The London Regiment is currently overseeing the package ahead of its own personnel joining the Scots Guards on operational duty in October:
I haven’t been on tour before, but I think this is good preparation for deploying,” commented Lieutenant Matt Jones, after laying down fire with his SA80.
The 23-year-old, who currently works for a technology company, added:
The exercise’s exact purpose is to close any gap between Regulars and Reserves. There’s no reason why TA soldiers can’t work to the same level.
Fusilier George Young conceded there was much to learn over the fortnight:
Shooting from different positions while on the move is new to me so this will better prepare me,” he said.
Getting out on operations was the major reason I joined the Army and I can’t imagine the training being any better as I think it covers everything.

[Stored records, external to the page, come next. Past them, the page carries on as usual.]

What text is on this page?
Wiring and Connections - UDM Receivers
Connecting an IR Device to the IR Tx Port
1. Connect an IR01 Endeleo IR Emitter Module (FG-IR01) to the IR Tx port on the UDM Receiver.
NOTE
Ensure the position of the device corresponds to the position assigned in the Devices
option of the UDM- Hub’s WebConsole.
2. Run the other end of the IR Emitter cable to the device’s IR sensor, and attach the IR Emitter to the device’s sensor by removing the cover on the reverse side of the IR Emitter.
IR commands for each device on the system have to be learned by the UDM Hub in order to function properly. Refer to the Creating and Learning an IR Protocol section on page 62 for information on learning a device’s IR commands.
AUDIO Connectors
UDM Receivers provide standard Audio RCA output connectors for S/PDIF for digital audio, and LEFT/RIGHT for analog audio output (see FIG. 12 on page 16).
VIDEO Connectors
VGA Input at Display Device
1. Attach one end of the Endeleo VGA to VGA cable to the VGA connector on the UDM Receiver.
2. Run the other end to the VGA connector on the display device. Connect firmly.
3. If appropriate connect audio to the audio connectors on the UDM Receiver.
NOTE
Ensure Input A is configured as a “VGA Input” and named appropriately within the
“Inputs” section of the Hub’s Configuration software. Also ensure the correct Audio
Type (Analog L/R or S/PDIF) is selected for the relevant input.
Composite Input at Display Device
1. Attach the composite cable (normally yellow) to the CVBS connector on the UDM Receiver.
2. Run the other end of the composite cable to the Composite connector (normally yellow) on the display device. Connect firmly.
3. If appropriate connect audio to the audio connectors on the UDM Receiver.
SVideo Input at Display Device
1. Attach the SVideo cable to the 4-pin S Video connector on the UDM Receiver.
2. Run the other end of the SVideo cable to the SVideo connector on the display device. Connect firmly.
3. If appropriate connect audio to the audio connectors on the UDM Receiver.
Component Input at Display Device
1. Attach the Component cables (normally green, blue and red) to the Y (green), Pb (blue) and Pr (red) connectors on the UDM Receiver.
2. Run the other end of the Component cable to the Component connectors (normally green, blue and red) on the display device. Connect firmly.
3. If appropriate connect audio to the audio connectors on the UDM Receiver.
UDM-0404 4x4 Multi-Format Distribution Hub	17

Under recommendations set out in the Future Reserves 2020 report, the Service’s volunteers are set to total 30,000.
But as demonstrated during the premobilisation event, part-time personnel are already evolving to form a diverse machine with depth of experience - including that of former full-time soldiers.
After a 23-year career with the Irish Guards, Corporal Anthony Farrelly, Royal Electrical and Mechanical Engineers, decided he had not quite finished with Army life and rejoined as a Reservist:
I left when my service ended, but then after six months as a civilian I came back,” said the veteran of Northern Ireland and Iraq.
I missed the banter and there’s a different type of honesty and loyalty in the military that you don’t get outside.
The 44-year-old now hopes to join his son, Lance Bombadier Ashley Farrelly, Royal Artillery, on HERRICK 17:
It is what he wanted to do and is what I am used to and love,” explained the ex-Regular soldier.
There is even a chance that our paths will cross while out there.
I joined up to see the world and test myself and my reasons now are exactly the same,” he added.
Lance Corporal Natalie Gardener, Royal Logistic Corps, explained how the opportunity was giving participants valuable extra training time:
As Reservists I think we have the necessary skills but we just want chances like this to practise them,” the hospital physiotherapist said.
As long as you show yourself as hardworking, up to the job and switched on then integration will work.
There’s always going to be a kind of barrier between Regulars and TA soldiers, but that exists even between sections - there will forever be competitiveness because that’s what the Army is about.
Using the same weapons, techniques, tactics and procedures as their colleagues, Territorials will arrive in Helmand ready to fight with a common purpose:
Volunteers will soon be indistinguishable from the rest of our Service personnel,” Major Jesty insisted.